A Time for Tenderness and Tending

An Offering of the Center for Prayer and Spirituality
Excerpts from “The Pause Newsletter,” August 21, 2021. Copyright © 2021On Being with Krista Tippett.
Dear Friends,
In the last weeks, I’ve found myself riding a surge of gratitude for ordinary pleasures I did not realize I took for granted before the pandemic. The miracle of the vaccine, the reunions it made possible, made me feel electrified, reborn. I’m making promises to myself to keep attending to the elemental joys and new groundedness and life energy that have been an unexpected gift amidst so much hardness.
Yet this hasn’t been a summer of unmixed pleasure, by far. It hasn’t been the season of release and refreshment that many of us hoped for and needed. We’ve still scarcely been able to pause individually, much less communally, to metabolize the many forms of loss and disruption and learning that 2020 set in motion. These have continued. And the virus is not done with us. Terrible dramas of pain and danger are built into the state of the world right now. And the natural world, of which the virus is a part, is a source of deepening ecological grief in the very same moment that many of us have rediscovered our inborn delight in it, our belonging to it.
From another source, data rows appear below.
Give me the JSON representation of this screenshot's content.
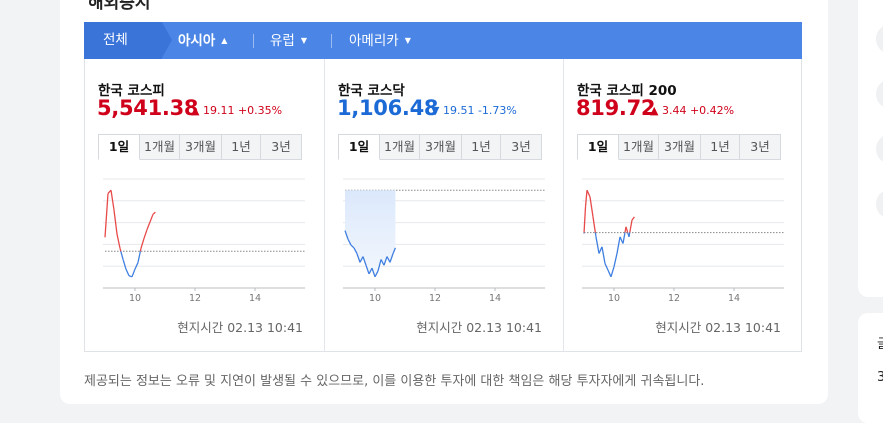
{
  "section": {
    "title": "해외증시",
    "tabs": [
      {
        "label": "전체",
        "caret": ""
      },
      {
        "label": "아시아",
        "caret": "▲"
      },
      {
        "label": "유럽",
        "caret": "▼"
      },
      {
        "label": "아메리카",
        "caret": "▼"
      }
    ]
  },
  "panels": [
    {
      "name": "한국 코스피",
      "value": "5,541.38",
      "direction": "up",
      "change": "▲ 19.11 +0.35%",
      "periods": [
        "1일",
        "1개월",
        "3개월",
        "1년",
        "3년"
      ],
      "active_period": "1일",
      "time_label": "현지시간 02.13 10:41",
      "chart_data": {
        "type": "line",
        "x_ticks": [
          "10",
          "12",
          "14"
        ],
        "x": [
          9.0,
          9.1,
          9.2,
          9.3,
          9.4,
          9.5,
          9.6,
          9.7,
          9.8,
          9.9,
          10.0,
          10.1,
          10.2,
          10.3,
          10.4,
          10.5,
          10.6,
          10.68
        ],
        "y": [
          5535,
          5575,
          5578,
          5560,
          5538,
          5525,
          5515,
          5506,
          5500,
          5499,
          5506,
          5512,
          5525,
          5534,
          5542,
          5549,
          5556,
          5558
        ],
        "baseline": 5522.27,
        "up_color": "#e84a4a",
        "down_color": "#3f7fe0"
      }
    },
    {
      "name": "한국 코스닥",
      "value": "1,106.48",
      "direction": "down",
      "change": "▼ 19.51 -1.73%",
      "periods": [
        "1일",
        "1개월",
        "3개월",
        "1년",
        "3년"
      ],
      "active_period": "1일",
      "time_label": "현지시간 02.13 10:41",
      "chart_data": {
        "type": "area",
        "x_ticks": [
          "10",
          "12",
          "14"
        ],
        "x": [
          9.0,
          9.1,
          9.2,
          9.3,
          9.4,
          9.5,
          9.6,
          9.7,
          9.8,
          9.9,
          10.0,
          10.1,
          10.2,
          10.3,
          10.4,
          10.5,
          10.6,
          10.68
        ],
        "y": [
          1112,
          1109,
          1107,
          1106,
          1104,
          1101,
          1103,
          1100,
          1097,
          1099,
          1096,
          1098,
          1102,
          1100,
          1103,
          1101,
          1104,
          1106
        ],
        "baseline": 1125.99,
        "up_color": "#e84a4a",
        "down_color": "#3f7fe0"
      }
    },
    {
      "name": "한국 코스피 200",
      "value": "819.72",
      "direction": "up",
      "change": "▲ 3.44 +0.42%",
      "periods": [
        "1일",
        "1개월",
        "3개월",
        "1년",
        "3년"
      ],
      "active_period": "1일",
      "time_label": "현지시간 02.13 10:41",
      "chart_data": {
        "type": "line",
        "x_ticks": [
          "10",
          "12",
          "14"
        ],
        "x": [
          9.0,
          9.05,
          9.1,
          9.2,
          9.3,
          9.4,
          9.5,
          9.6,
          9.7,
          9.8,
          9.9,
          10.0,
          10.1,
          10.2,
          10.3,
          10.4,
          10.5,
          10.6,
          10.68
        ],
        "y": [
          816,
          824,
          829,
          827,
          821,
          815,
          810,
          812,
          807,
          805,
          803,
          806,
          810,
          815,
          813,
          818,
          815,
          820,
          821
        ],
        "baseline": 816.28,
        "up_color": "#e84a4a",
        "down_color": "#3f7fe0"
      }
    }
  ],
  "notice": "제공되는 정보는 오류 및 지연이 발생될 수 있으므로, 이를 이용한 투자에 대한 책임은 해당 투자자에게 귀속됩니다.",
  "side": {
    "text_1": "글",
    "text_2": "3"
  }
}
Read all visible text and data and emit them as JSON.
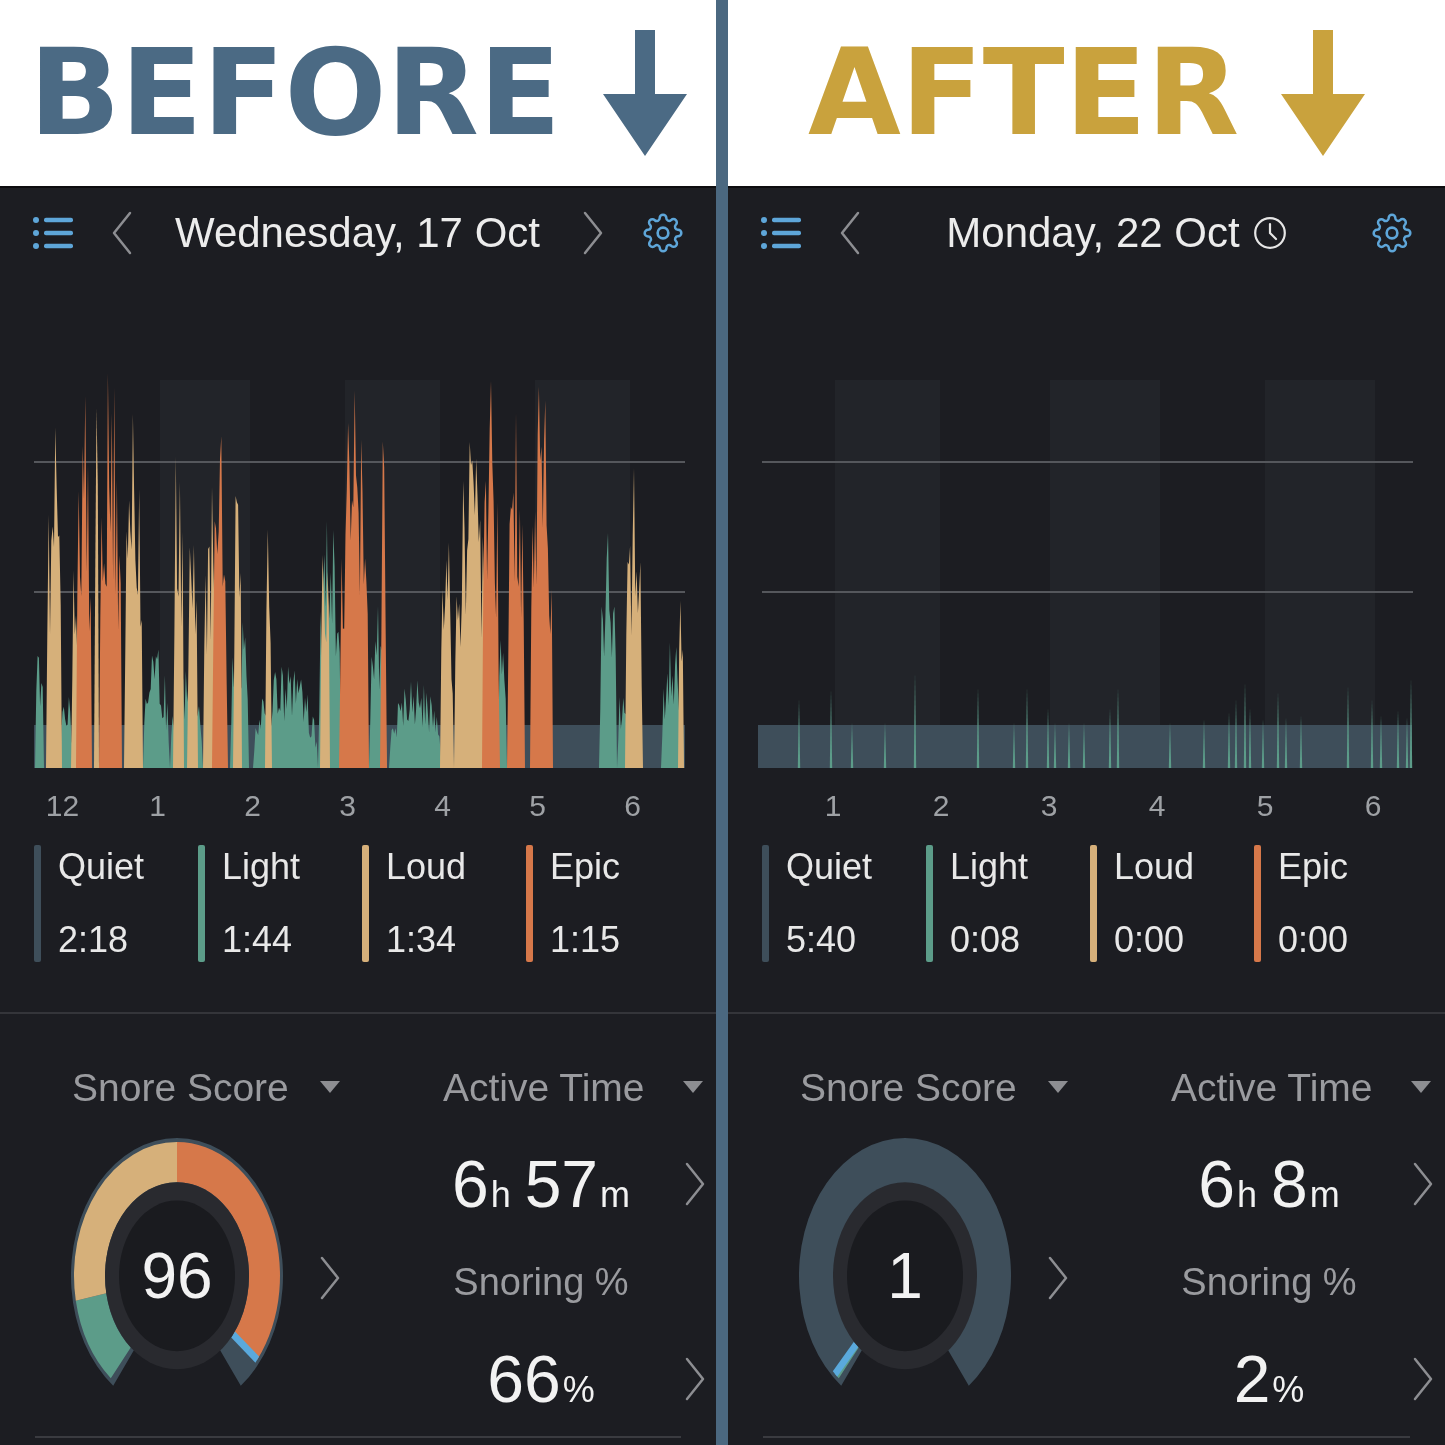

I’m feeling called to name all of this inside myself, and with all of you. As Christine Runyon counseled about the effects of the pandemic and social isolation on our nervous systems and psyches, naming even the hardest truths musters our innate agency to face and hold them. The truth is, the most ideal of summers could not have restored the ease and equilibrium we desire…. Yet a potential for tenderness –toward ourselves, toward others – is unleashed in a clear-eyed gaze at the unresolved ruptures in our midst. Possibilities for new life reside, in part, in holding the knowledge that the learning and work to which we have been called will not wait for us to be fully restored. As we are able, we must build practices of accompaniment, of tending refreshment – in equal measure to repairing and building and growing – into life, and life together…
Humility is a byproduct of living with the kind of contradictions that have come, at once heart-breaking and heart-opening, to suffuse our lives…
I wish you rest, and ease, and nourishment. And if you aren’t able to reach for those things – not all are, right now – I wish you kindness toward yourself, and the knowledge that you are not alone. Life unfurls ahead of us, more vigorous than our despair or exhaustion. We have it in us to rise to the grave and beautiful callings that have been placed before us, but only if we walk toward them together. And we will.